By Megan K. Mertz
ST. LOUIS — At its Oct. 16-17 meeting here, the LCMS Board for International Mission (BIM) voted to issue calls or solemn appointments to 14 individuals and accompanying spouses. Of these, six are transfers or internal changes for families already serving on the mission field.
The missionaries will serve in a variety of roles in the Africa, Latin America, Eurasia and Asia Pacific regions.
“Probably the most important thing we do as a board is call our missionaries,” said BIM Chairman Rev. Bernhard Seter. “It is always a privilege to prayerfully consider these calls and remember that we also make these considerations on behalf of the church. The church decided many years ago that we send missionaries through a Synod board so we are all in this together.”
“We take all the overtures and convention resolutions seriously,” Seter continued, “for all the folks in the pew and for the missionaries themselves the message is important: the church sent you, the church will care for you, the church prays for you.”
Caring for missionaries
In addition to sending missionaries, the BIM members also are concerned with the support of missionaries throughout their service.
During the meeting, the Rev. Dr. Edward Grimenstein, associate executive director for the LCMS Office of International Mission (OIM), demonstrated a new tool that his department has created for missionaries.
The digital Missionary Care Chart “encapsulates almost every single moment in which a person in this building is caring for missionaries on the field,” he said.
Missionaries can use this tool to find the right contact person for any issue they are facing. It includes staff people from five areas: Recruitment, Missionary Services, OIM regional directors and business managers, Communications and Mission Advancement.
“One of the desires in creating this document was to provide transparency,” Grimenstein said. “We’re very proud of work that we do here in Synod. We’re never trying to hide it. If anything, we want it to shine, to let people know how we’re caring for missionaries.”
Grimenstein also detailed other procedures LCMS International Center staff members have put in place to care for missionaries at every stage of their journey. This includes children’s and spouses’ programs that have been added to new-missionary orientation, a two-day DOXOLOGY retreat geared specifically for missionaries who are preparing to move to the mission field, and extended benefits for missionaries who are transitioning back to the United States.
LCMS international schools report
At its meeting in May, the BIM agreed to devote time at this October meeting to discussion of the Synod’s three international schools: Hong Kong International School, Concordia International School Hanoi and Concordia International School Shanghai.
The three heads of these schools — as well as the executive director of the Asia Lutheran Education Association (ALEA) — attended the meeting to report on their organizations.
Alan Runge, head of school at Hong Kong International School, reported on the growth of the school since it first opened with 190 students in 1966. This school year, it will celebrate its 50th year. When construction on the lower primary building is completed in fall 2017, the school expects to have approximately 3,000 students between early childhood and 12th grade.

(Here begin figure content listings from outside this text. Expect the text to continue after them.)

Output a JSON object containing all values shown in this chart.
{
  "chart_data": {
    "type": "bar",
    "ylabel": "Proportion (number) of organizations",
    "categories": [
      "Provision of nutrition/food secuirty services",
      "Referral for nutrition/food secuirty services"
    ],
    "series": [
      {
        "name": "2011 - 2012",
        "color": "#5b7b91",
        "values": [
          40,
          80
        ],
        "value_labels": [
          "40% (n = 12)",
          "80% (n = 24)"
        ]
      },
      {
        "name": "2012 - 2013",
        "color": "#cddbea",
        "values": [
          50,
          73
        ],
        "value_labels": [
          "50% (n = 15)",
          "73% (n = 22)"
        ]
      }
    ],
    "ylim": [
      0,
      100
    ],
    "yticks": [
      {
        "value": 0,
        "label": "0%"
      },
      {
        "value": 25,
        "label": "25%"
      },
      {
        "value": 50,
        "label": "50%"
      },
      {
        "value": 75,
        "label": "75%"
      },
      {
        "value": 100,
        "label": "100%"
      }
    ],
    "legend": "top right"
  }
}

Head of School Gregg Pinick of Concordia International School Shanghai said his school has grown to an enrollment of 1,200 since it was founded in 1998 by Dr. Allan Schmidt. Pinick also spoke about the community centers the school helped start for the benefit of the expatriate community in Shanghai. These centers offer classes and information for people who are adjusting to life in a foreign country.
Steven Winkelman, head of school at Concordia International School Hanoi — the youngest of the three schools — told the board about the construction underway at the new campus. The school currently has some 230 students, but Winkelman expects that to expand to 425 when the first phase of the new campus opens in June 2016.
Although the context of each school is different, all three heads of school talked about their great emphasis on service learning. They also mentioned the challenge of attracting rostered LCMS teachers and said they hope to be able to add more of them in the future.
Karin Semler, executive director of ALEA, also attended the meeting to introduce the organization, which aims to connect 250-plus Lutheran schools in the region that are serving more than 100,000 students. This number includes 85 schools in Australia, 83 in India and 45 in Hong Kong, among others.
Semler said ALEA’s purpose is to help connect Lutheran schools and Lutheran educators in Asia to each other, while assisting in the establishment of more Lutheran schools throughout the region.
“We’re our best resources,” she said. “My hope is that … we’re creating a self-sustaining Asian network that’s growing.”
“The work and witness of the international schools has been for many an open secret,” Seter said. “They have an amazing story to tell, and we need to extend ways that the story may be told. What they need is qualified and motivated Lutheran teachers.”